遊煩悩林

住職のつぶやき

「物」か「者」か?

2009年10月10日 | ブログ

台風が去った朝、二人のご門徒が、境内の台風土産を片付けにきて下さっていました。おかげで常照寺においての後片付は半日ほどで終了。瓦が何枚か飛んで割れたものの大した被害ではありませんでした。
近くの神宮では樹齢何百年ともいわれる50mの木が倒れて参拝ができなくなったとか。各地で様々な被害があったようですが、とってつけたような「お見舞い」のことばは控えさせていただきます。
組内のご寺院やご門徒の被害状況を取りまとめよ!ということです。ご住職をはじめご門徒の皆さまにおかれては、被害状況の大小を問わずお知らせください。
それにしても、大小はとにかく被害に遭われた方に対してその情報を「集め」「報告する」、見舞の言葉をならべる・・・そんなこともままならない、というか面倒がるような自分自身を、寺を心配して後片付に来て下さったお二人の「おこころ」から知らされます。

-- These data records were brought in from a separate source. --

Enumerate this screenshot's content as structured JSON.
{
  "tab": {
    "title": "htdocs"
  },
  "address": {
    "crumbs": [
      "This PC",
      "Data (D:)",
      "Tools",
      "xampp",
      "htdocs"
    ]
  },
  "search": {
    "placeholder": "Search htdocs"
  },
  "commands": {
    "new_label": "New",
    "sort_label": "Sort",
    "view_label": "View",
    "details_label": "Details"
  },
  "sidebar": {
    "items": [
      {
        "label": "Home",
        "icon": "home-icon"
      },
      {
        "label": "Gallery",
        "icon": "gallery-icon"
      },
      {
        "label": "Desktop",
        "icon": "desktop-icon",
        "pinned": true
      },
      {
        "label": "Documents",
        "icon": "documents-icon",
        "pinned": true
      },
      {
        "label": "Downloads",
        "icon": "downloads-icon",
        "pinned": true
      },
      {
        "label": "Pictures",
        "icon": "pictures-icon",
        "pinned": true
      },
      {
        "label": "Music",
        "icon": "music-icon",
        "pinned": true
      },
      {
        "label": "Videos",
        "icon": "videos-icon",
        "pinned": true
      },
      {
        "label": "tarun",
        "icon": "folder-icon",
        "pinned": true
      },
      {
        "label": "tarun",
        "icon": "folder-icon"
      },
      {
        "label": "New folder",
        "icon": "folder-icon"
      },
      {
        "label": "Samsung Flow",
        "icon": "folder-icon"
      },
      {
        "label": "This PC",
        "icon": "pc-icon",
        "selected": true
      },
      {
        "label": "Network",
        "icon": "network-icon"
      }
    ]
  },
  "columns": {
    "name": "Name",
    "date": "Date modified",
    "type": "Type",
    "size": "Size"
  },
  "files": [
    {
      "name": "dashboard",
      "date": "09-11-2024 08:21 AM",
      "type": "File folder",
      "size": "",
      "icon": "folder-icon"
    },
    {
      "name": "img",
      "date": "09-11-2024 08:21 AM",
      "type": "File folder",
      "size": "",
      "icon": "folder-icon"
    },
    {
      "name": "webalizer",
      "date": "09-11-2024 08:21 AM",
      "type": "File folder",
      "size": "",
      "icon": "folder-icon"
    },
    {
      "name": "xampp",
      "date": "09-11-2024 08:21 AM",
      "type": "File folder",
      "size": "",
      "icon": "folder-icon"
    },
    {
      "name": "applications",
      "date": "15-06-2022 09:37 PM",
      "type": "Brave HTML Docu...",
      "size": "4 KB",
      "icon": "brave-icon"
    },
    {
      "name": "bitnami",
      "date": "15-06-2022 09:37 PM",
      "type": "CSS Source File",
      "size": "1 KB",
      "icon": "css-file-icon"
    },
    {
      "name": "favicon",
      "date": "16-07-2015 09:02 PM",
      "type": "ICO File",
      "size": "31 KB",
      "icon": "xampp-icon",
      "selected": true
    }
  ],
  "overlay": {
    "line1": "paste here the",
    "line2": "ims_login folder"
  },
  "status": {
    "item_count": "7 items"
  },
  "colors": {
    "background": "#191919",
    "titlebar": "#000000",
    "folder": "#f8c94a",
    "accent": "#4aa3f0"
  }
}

「情報を『集め』『報告する』」を、「み教えを『知り』『伝える』」、「被害に遭われた人を見舞う」を「参詣を労う」と、やや強引に置き換えてみると、己の横着な姿がそこにありありと・・・。

さて台風の夜、松阪市内で真宗教団連合の仏教講演会が予定どおりに開催されました。
「自由の敵はわがまま」という講題の池田勇諦氏のお話の中で「『物』か『者』か」というフレーズが耳に残っています。
父母を因縁とする「果」としての「私」は、言い換えれば「頼みもしないのにつくられた『物』」としてしか見出せない。それに対して「自」を因とし、父母を「縁」とするところに「私」がこの世に誕生した責任が生まれる。つまりそれが「者」であるのだ、と。要するに「私」の存在責任の因も縁も父母に負託しているのであればそれは「物」に過ぎず、その「因」が「自の業識」にある事実に目覚めたときに「私」が「何のために」存在するのかが明らかになってくるのであって、その「願い」という責任を生きることで「人間」になる・・・そんなふうに聞かせていただきました。
私は「生物」なのか、それとも「生者」なのか。「物」か「人間」か。その正体を確かめる視座をいただきました。
また、その「何のために生きるのか」という問い方が仏教的課題であって、「どう生きるのか」という「対処療法的な都合のいい答え探し」は新興宗教で充分だと、次々と新興宗教を生み出しているのは、他でもない「私」であるとの厳しいご指摘を頂戴しました。

台風の影響で聴講も少なく、ゆったりと聴聞できて逆によかったなんて、どこまでいっても自分に都合のいいようにしか考えられない私でありました。